Бог Мелочей - Арундати Рой
Шрифт:
Интервал:
Закладка:
1) девочки в белых платьицах с голубыми сатиновыми ленточками,
2) дикие гуси в полете с лунным светом на крыльях,
3) ярко начищенные медные котлы,
4) дверные колокольчики, санные бубенчики, шницель с лапшой
5) и т. д.
И тогда в головах у одной двуяйцовой парочки, сидящей среди публики в кинотеатре «Абхилаш», возникли некоторые вопросы, требующие ответа, как-то:
а) А трясет ли ногой капитан фон Трапп?
Нет, не трясет.
б) А выдувает ли капитан фон Трапп слюну пузырями? Да или нет?
Нет, никоим образом.
в) А гогочет ли он?
И не думает.
Ах, капитан фон Трапп, капитан фон Трапп, смогли бы вы полюбить малыша с апельсином в руке, сидящего в полном запахов зале?
Он только что держал в руке су-су Апельсиново-Лимонного Газировщика, но все-таки смогли бы вы его полюбить?

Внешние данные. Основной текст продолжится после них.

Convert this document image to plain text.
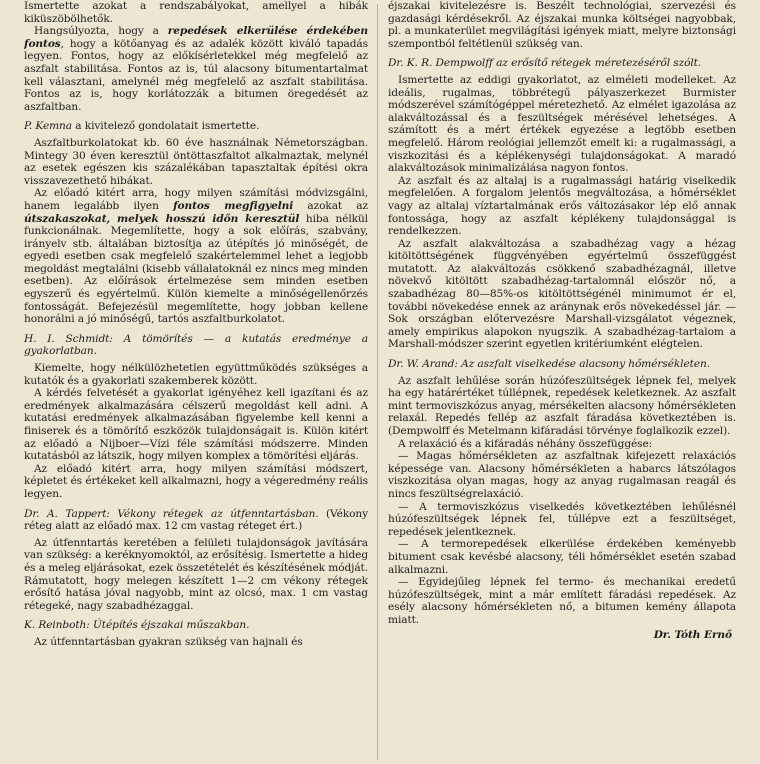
Ismertette azokat a rendszabályokat, amellyel a hibák kiküszöbölhetők.

Hangsúlyozta, hogy a repedések elkerülése érdekében fontos, hogy a kötőanyag és az adalék között kiváló tapadás legyen. Fontos, hogy az előkísérletekkel még megfelelő az aszfalt stabilitása. Fontos az is, túl alacsony bitumentartalmat kell választani, amelynél még megfelelő az aszfalt stabilitása. Fontos az is, hogy korlátozzák a bitumen öregedését az aszfaltban.

P. Kemna a kivitelező gondolatait ismertette.

Aszfaltburkolatokat kb. 60 éve használnak Németországban. Mintegy 30 éven keresztül öntöttaszfaltot alkalmaztak, melynél az esetek egészen kis százalékában tapasztaltak építési okra visszavezethető hibákat.

Az előadó kitért arra, hogy milyen számítási módvizsgálni, hanem legalább ilyen fontos megfigyelni azokat az útszakaszokat, melyek hosszú időn keresztül hiba nélkül funkcionálnak. Megemlítette, hogy a sok előírás, szabvány, irányelv stb. általában biztosítja az útépítés jó minőségét, de egyedi esetben csak megfelelő szakértelemmel lehet a legjobb megoldást megtalálni (kisebb vállalatoknál ez nincs meg minden esetben). Az előírások értelmezése sem minden esetben egyszerű és egyértelmű. Külön kiemelte a minőségellenőrzés fontosságát. Befejezésül megemlítette, hogy jobban kellene honorálni a jó minőségű, tartós aszfaltburkolatot.

H. I. Schmidt: A tömörítés — a kutatás eredménye a gyakorlatban.

Kiemelte, hogy nélkülözhetetlen együttműködés szükséges a kutatók és a gyakorlati szakemberek között.

A kérdés felvetését a gyakorlat igényéhez kell igazítani és az eredmények alkalmazására célszerű megoldást kell adni. A kutatási eredmények alkalmazásában figyelembe kell kenni a finiserek és a tömörítő eszközök tulajdonságait is. Külön kitért az előadó a Nijboer—Vízi féle számítási módszerre. Minden kutatásból az látszik, hogy milyen komplex a tömörítési eljárás.

Az előadó kitért arra, hogy milyen számítási módszert, képletet és értékeket kell alkalmazni, hogy a végeredmény reális legyen.

Dr. A. Tappert: Vékony rétegek az útfenntartásban. (Vékony réteg alatt az előadó max. 12 cm vastag réteget ért.)

Az útfenntartás keretében a felületi tulajdonságok javítására van szükség: a keréknyomoktól, az erősítésig. Ismertette a hideg és a meleg eljárásokat, ezek összetételét és készítésének módját. Rámutatott, hogy melegen készített 1—2 cm vékony rétegek erősítő hatása jóval nagyobb, mint az olcsó, max. 1 cm vastag rétegeké, nagy szabadhézaggal.

K. Reinboth: Útépítés éjszakai műszakban.

Az útfenntartásban gyakran szükség van hajnali és

éjszakai kivitelezésre is. Beszélt technológiai, szervezési és gazdasági kérdésekről. Az éjszakai munka költségei nagyobbak, pl. a munkaterület megvilágítási igények miatt, melyre biztonsági szempontból feltétlenül szükség van.

Dr. K. R. Dempwolff az erősítő rétegek méretezéséről szólt.

Ismertette az eddigi gyakorlatot, az elméleti modelleket. Az ideális, rugalmas, többrétegű pályaszerkezet Burmister módszerével számítógéppel méretezhető. Az elmélet igazolása az alakváltozással és a feszültségek mérésével lehetséges. A számított és a mért értékek egyezése a legtöbb esetben megfelelő. Három reológiai jellemzőt emelt ki: a rugalmassági, a viszkozitási és a képlékenységi tulajdonságokat. A maradó alakváltozások minimalizálása nagyon fontos.

Az aszfalt és az altalaj is a rugalmassági határig viselkedik megfelelően. A forgalom jelentős megváltozása, a hőmérséklet vagy az altalaj víztartalmának erős változásakor lép elő annak fontossága, hogy az aszfalt képlékeny tulajdonsággal is rendelkezzen.

Az aszfalt alakváltozása a szabadhézag vagy a hézag kitöltöttségének függvényében egyértelmű összefüggést mutatott. Az alakváltozás csökkenő szabadhézagnál, illetve növekvő kitöltött szabadhézag-tartalomnál először nő, a szabadhézag 80—85%-os kitöltöttségénél minimumot ér el, további növekedése ennek az aránynak erős növekedéssel jár. — Sok országban előtervezésre Marshall-vizsgálatot végeznek, amely empirikus alapokon nyugszik. A szabadhézag-tartalom a Marshall-módszer szerint egyetlen kritériumként elégtelen.

Dr. W. Arand: Az aszfalt viselkedése alacsony hőmérsékleten.

Az aszfalt lehűlése során húzófeszültségek lépnek fel, melyek ha egy határértéket túllépnek, repedések keletkeznek. Az aszfalt mint termoviszkózus anyag, mérsékelten alacsony hőmérsékleten relaxál. Repedés fellép az aszfalt fáradása következtében is. (Dempwolff és Metelmann kifáradási törvénye foglalkozik ezzel).

A relaxáció és a kifáradás néhány összefüggése:

— Magas hőmérsékleten az aszfaltnak kifejezett relaxációs képessége van. Alacsony hőmérsékleten a habarcs látszólagos viszkozitása olyan magas, hogy az anyag rugalmasan reagál és nincs feszültségrelaxáció.

— A termoviszkózus viselkedés következtében lehűlésnél húzófeszültségek lépnek fel, túllépve ezt a feszültséget, repedések jelentkeznek.

— A termorepedések elkerülése érdekében keményebb bitument csak kevésbé alacsony, téli hőmérséklet esetén szabad alkalmazni.

— Egyidejűleg lépnek fel termo- és mechanikai eredetű húzófeszültségek, mint a már említett fáradási repedések. Az esély alacsony hőmérsékleten nő, a bitumen kemény állapota miatt.

Dr. Tóth Ernő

А его сестричку-двойняшку? С задранными коленками, фонтанчиком и «токийской любовью»? Смогли бы вы полюбить ее тоже?
У капитана фон Траппа имелись кое-какие встречные вопросы.
а) А какие они дети? Чистенькие? Беленькие?
Нет. (А вот Софи-моль – да.)
б) А выдувают ли они слюну пузырями?
Да. (А вот Софи-моль – нет.)
в) А трясут ли они ногами? Как канцеляристы?
Да. (А вот Софи-моль – нет.)
г) А держали ли они в руке, вместе или поодиночке, су-су чужого человека?
Н… ннда. (А вот Софи-моль – нет.)
– В таком случае извините, – сказал капитан фон Трапп. – Об этом не мо жет быть и речи. Я не могу их любить. Я не могу быть их Баба. Нет-нет.
Капитан фон Трапп не смог бы.
Эста уронил голову на колени.
– В чем дело? – спросила Амму. – Если ты опять решил кукситься, поедешь домой. Сядь прямо, пожалуйста. И смотри. Для этого тебя сюда привели.
Допивай.
Смотри фильм.
Сколько бедных, которым не на что.
Везет богатенькому. Ни забот ни хлопот.
Эста сел прямо и стал смотреть. Живот подступил к горлу. Вздымающееся, кренящееся, тинисто-зеленое, набухающе-водное, морское, плывущее, бездонно-тяжелодонное ощущение.
– Амму, – позвал он.
– Ну ЧТО еще? – Шипящее, хлещущее ЧТО.
– Мне рвотно, – сказал Эста.
– Просто подташнивает или хочется? – Голос Амму стал озабоченным.
– Не знаю.
– Давай выйдем, попробуешь, – сказала Амму. – Тебе полегчает.
– Давай, – сказал Эста. Давай? Давай.
– Куда это вы? – поинтересовалась Крошка-кочамма.
– Эста попробует облегчить желудок, – объяснила Амму.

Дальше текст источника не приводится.